What is the most efficient way in Java to sign extend an arbitrary length pattern of bits?

Question

Let's say, for example, I have packed three 10 bit signed integers into a Java integer.

I can extract the 10 bits easily:

int unpacked = packed & 0x3FF;
packed >>= 10;
etc ...

But now I need to sign-extend the top bit (bit 9 from the right). Is there a quick way of doing this with resorting to testing the top bit and setting?

Perhaps there is a better way of unpacking that leaves the sign in place.

Answer 1

An alternative to shifting twice is flipping the sign and then subtracting it:

int unpacked = packed & 0x3FF;
int extended = (unpacked ^ 0x200) - 0x200;

If the sign was not set, flipping it sets it and subtracting it resets it again.
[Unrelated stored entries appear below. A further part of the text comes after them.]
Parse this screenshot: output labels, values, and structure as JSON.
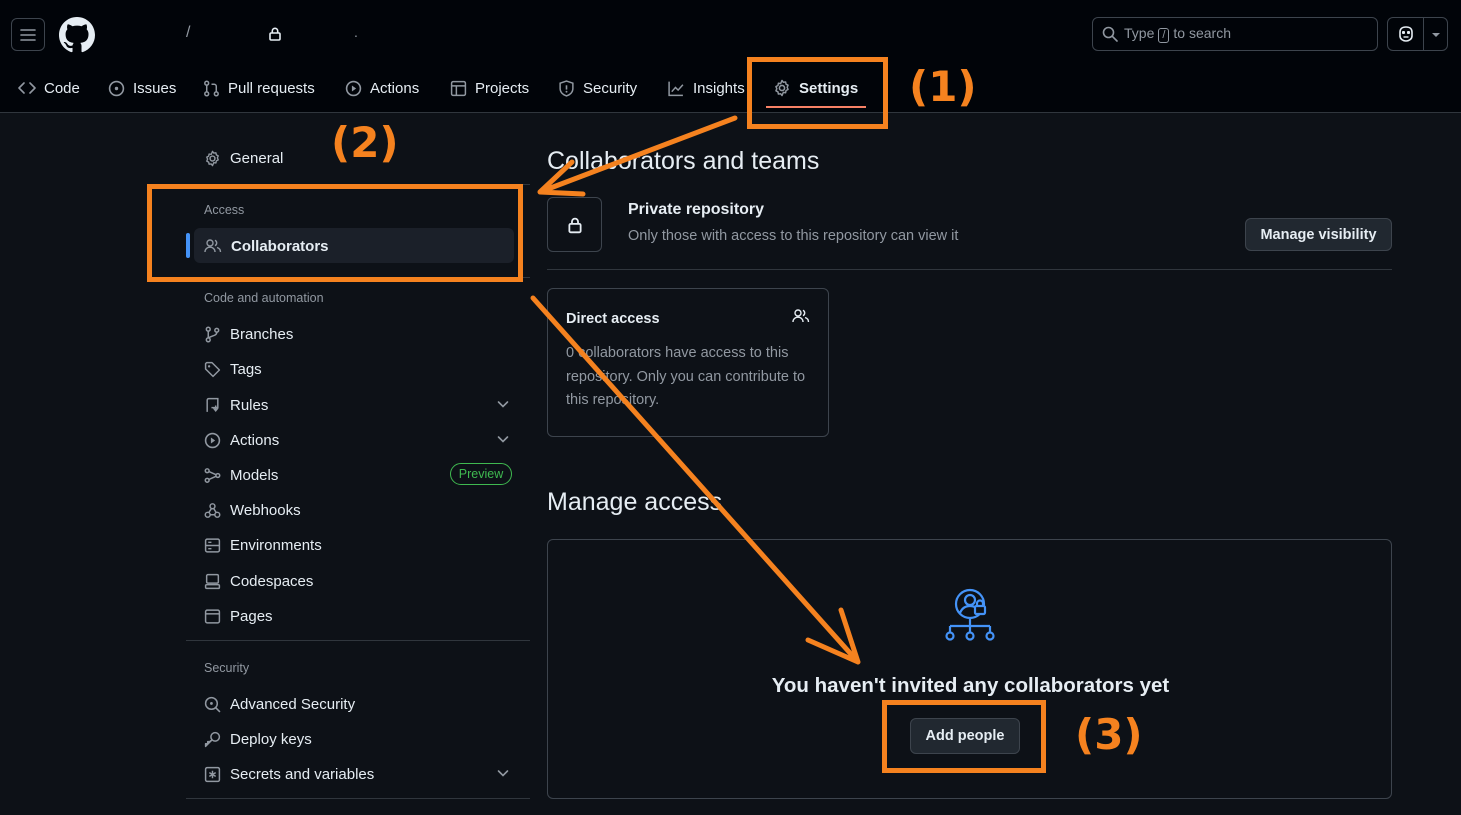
{
  "header": {
    "crumb_separator": "/",
    "crumb_trailing": ".",
    "search": {
      "prefix": "Type",
      "key": "/",
      "suffix": "to search"
    }
  },
  "nav": {
    "tabs": [
      {
        "label": "Code",
        "icon": "code-icon"
      },
      {
        "label": "Issues",
        "icon": "issue-icon"
      },
      {
        "label": "Pull requests",
        "icon": "pull-request-icon"
      },
      {
        "label": "Actions",
        "icon": "play-icon"
      },
      {
        "label": "Projects",
        "icon": "table-icon"
      },
      {
        "label": "Security",
        "icon": "shield-icon"
      },
      {
        "label": "Insights",
        "icon": "graph-icon"
      },
      {
        "label": "Settings",
        "icon": "gear-icon",
        "active": true
      }
    ]
  },
  "sidebar": {
    "general": "General",
    "access_heading": "Access",
    "collaborators": "Collaborators",
    "code_heading": "Code and automation",
    "branches": "Branches",
    "tags": "Tags",
    "rules": "Rules",
    "actions": "Actions",
    "models": "Models",
    "preview_badge": "Preview",
    "webhooks": "Webhooks",
    "environments": "Environments",
    "codespaces": "Codespaces",
    "pages": "Pages",
    "security_heading": "Security",
    "advanced_security": "Advanced Security",
    "deploy_keys": "Deploy keys",
    "secrets": "Secrets and variables"
  },
  "main": {
    "collab_title": "Collaborators and teams",
    "private_title": "Private repository",
    "private_desc": "Only those with access to this repository can view it",
    "manage_visibility": "Manage visibility",
    "direct_access_title": "Direct access",
    "direct_access_text": "0 collaborators have access to this repository. Only you can contribute to this repository.",
    "manage_access_title": "Manage access",
    "empty_title": "You haven't invited any collaborators yet",
    "add_people": "Add people"
  },
  "annotations": {
    "step1": "(1)",
    "step2": "(2)",
    "step3": "(3)",
    "color": "#f5821f"
  },
  "colors": {
    "background": "#0d1117",
    "header_bg": "#010409",
    "accent_blue": "#4493f8",
    "tab_underline": "#f78166",
    "preview_green": "#3fb950"
  }
}
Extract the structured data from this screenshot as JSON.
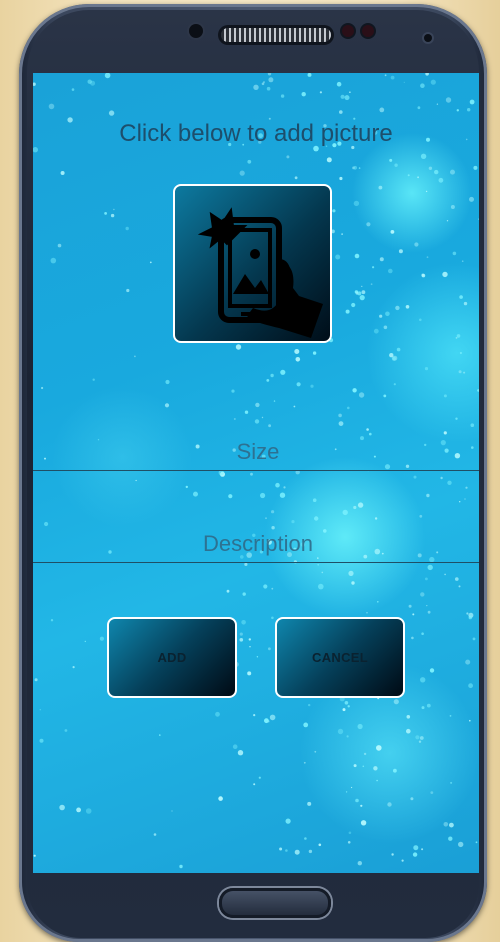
{
  "screen": {
    "title": "Click below to add picture",
    "picture_button_icon": "selfie-photo-icon",
    "size_field": {
      "value": "",
      "placeholder": "Size"
    },
    "description_field": {
      "value": "",
      "placeholder": "Description"
    },
    "add_label": "ADD",
    "cancel_label": "CANCEL"
  },
  "colors": {
    "screen_background": "#1aa2d8",
    "button_dark": "#05405a",
    "border": "#ffffff"
  }
}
If the sign was set, flipping it resets it, subtracting it sets it again but also borrows all the way to the top, setting all bits along the way.

This has some advantages,

• The code does not depend on the size of the target integer type, if unpacked and extended were long then the same thing would work.
• XOR and subtraction can be a little cheaper, for example on Skylake you can do 4 of those basic operations per cycle but only 2 shifts. The latency is the same though, and it only matters if the available ILP in the code is high.
• Shifts don't really algebraically combine, but XOR and subtraction can. For example if the next operation is to add some constant to extended, then that addition and the "subtract the sign" steps can be rolled into one operation.